Accidental atrial branch coronary artery occlusion (ABO) after elective percutaneous coronary interventions (PCI) is an excellent model to assess supraventricular arrhythmias such as atrial fibrillation, since they are related to atrial ischemia in humans. PR segment deviation, atrial tachycardia, atrial fibrillation and plasma biomarkers associated with myocardial infarction were found with higher incidence in ABO patients.
Clinical data, 12-lead ECG, 12-hours Holter recordings, coronary angiography, and serial plasma levels of high sensitivity troponin T and mid-regional proatrial natriuretic peptide were prospectively analyzed in 109 patients undergoing elective angioplasty of the right or circumflex coronary arteries. Atrial coronary branches were identified and, after the procedure, patients were allocated into two groups: atrial branch occlusion (ABO, n=17) and atrial branch patency (non-ABO, n=92).

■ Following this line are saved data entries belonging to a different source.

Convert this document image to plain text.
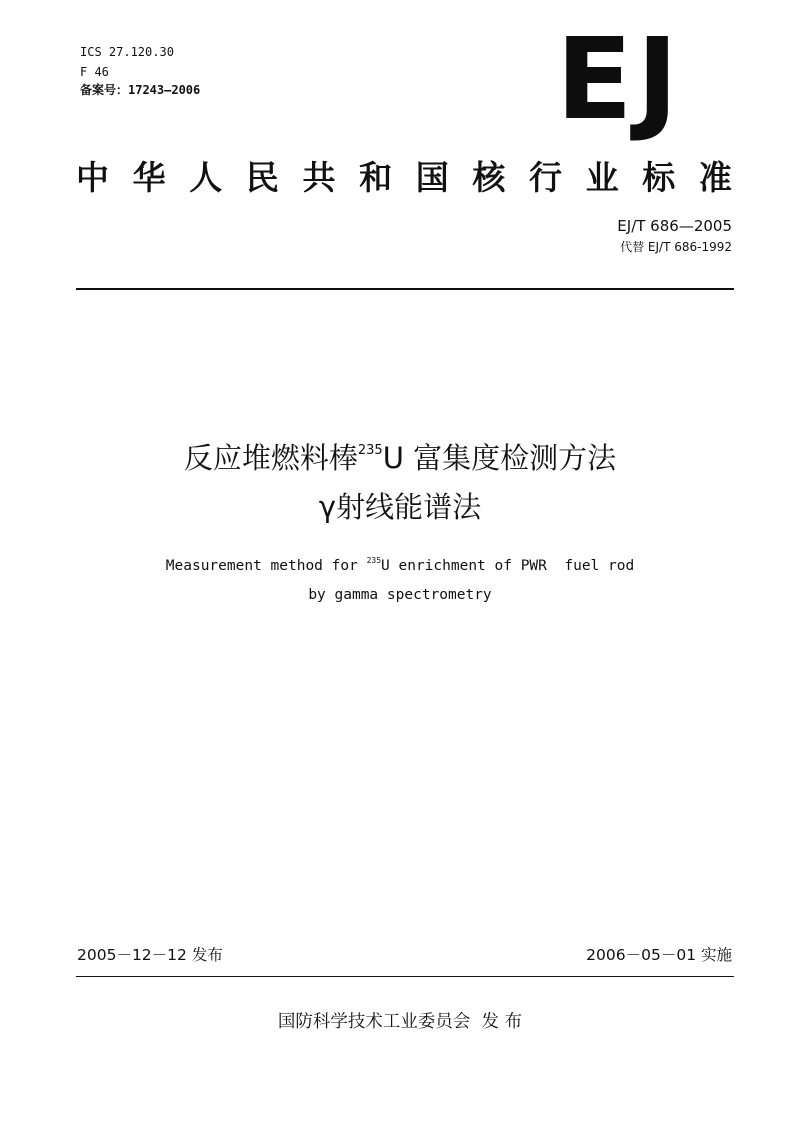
ICS 27.120.30
F 46
备案号：17243—2006	EJ
中 华 人 民 共 和 国 核 行 业 标 准
EJ/T 686—2005
代替 EJ/T 686-1992
反应堆燃料棒$^{235}$U 富集度检测方法
γ射线能谱法
Measurement method for $^{235}$U enrichment of PWR  fuel rod
by gamma spectrometry
2005－12－12 发布	2006－05－01 实施
国防科学技术工业委员会  发 布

As compared with the non-ABO, patients with ABO showed a higher incidence of periprocedural myocardial infarction (20% vs. 53%, p= 0.01), more frequent intra-atrial conduction delay (19% vs. 46%, p=0.03), more marked PR segment deviation in the Holter recordings and a higher incidence of atrial tachycardia (15% vs. 41%, p=0.02) and atrial fibrillation (0% vs. 12%, p=0.03).

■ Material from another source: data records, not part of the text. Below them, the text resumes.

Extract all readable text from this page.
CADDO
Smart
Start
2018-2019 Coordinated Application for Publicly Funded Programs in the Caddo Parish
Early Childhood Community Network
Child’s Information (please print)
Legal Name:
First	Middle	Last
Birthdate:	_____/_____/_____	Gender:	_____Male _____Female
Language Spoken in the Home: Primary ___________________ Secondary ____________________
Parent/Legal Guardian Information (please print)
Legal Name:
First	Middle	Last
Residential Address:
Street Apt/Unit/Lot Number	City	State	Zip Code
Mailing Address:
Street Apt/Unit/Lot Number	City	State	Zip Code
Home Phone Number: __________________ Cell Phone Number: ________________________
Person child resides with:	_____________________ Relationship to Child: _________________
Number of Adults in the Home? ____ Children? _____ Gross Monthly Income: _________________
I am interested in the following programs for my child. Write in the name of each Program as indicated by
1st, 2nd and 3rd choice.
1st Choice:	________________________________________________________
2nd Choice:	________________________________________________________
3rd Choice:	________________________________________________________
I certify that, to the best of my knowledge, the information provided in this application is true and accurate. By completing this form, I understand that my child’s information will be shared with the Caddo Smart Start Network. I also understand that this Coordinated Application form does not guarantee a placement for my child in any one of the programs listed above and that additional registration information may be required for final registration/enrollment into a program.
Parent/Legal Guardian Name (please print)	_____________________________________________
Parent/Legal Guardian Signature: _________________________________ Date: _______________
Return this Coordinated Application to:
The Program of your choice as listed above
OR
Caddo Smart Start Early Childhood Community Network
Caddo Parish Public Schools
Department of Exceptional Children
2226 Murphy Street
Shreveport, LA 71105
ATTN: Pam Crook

Our group has participated in ECG signal processing from Holter recording raw of patients’ data to statistical analysis. Mainly, in signal conditioning for improving S/N ratio, atrial activity detection through P-wave delineation and feature extraction: P-wave amplitude, PR segment deviation, etc.
Jesús Álvarez-García, Miquel Vives-Borrás, Pedro Gomis, Jordi Ordóñez-Llanos, Andreu Ferrero-Gregori, Antonio Serra-Peñaranda, Juan Cinca (2016). Electrophysiological Effects of Selective Atrial Coronary Artery Occlusion in Humans. Circulation, (accepted, publish ahead of print, doi: 10.1161/CIRCULATIONAHA.116.021700).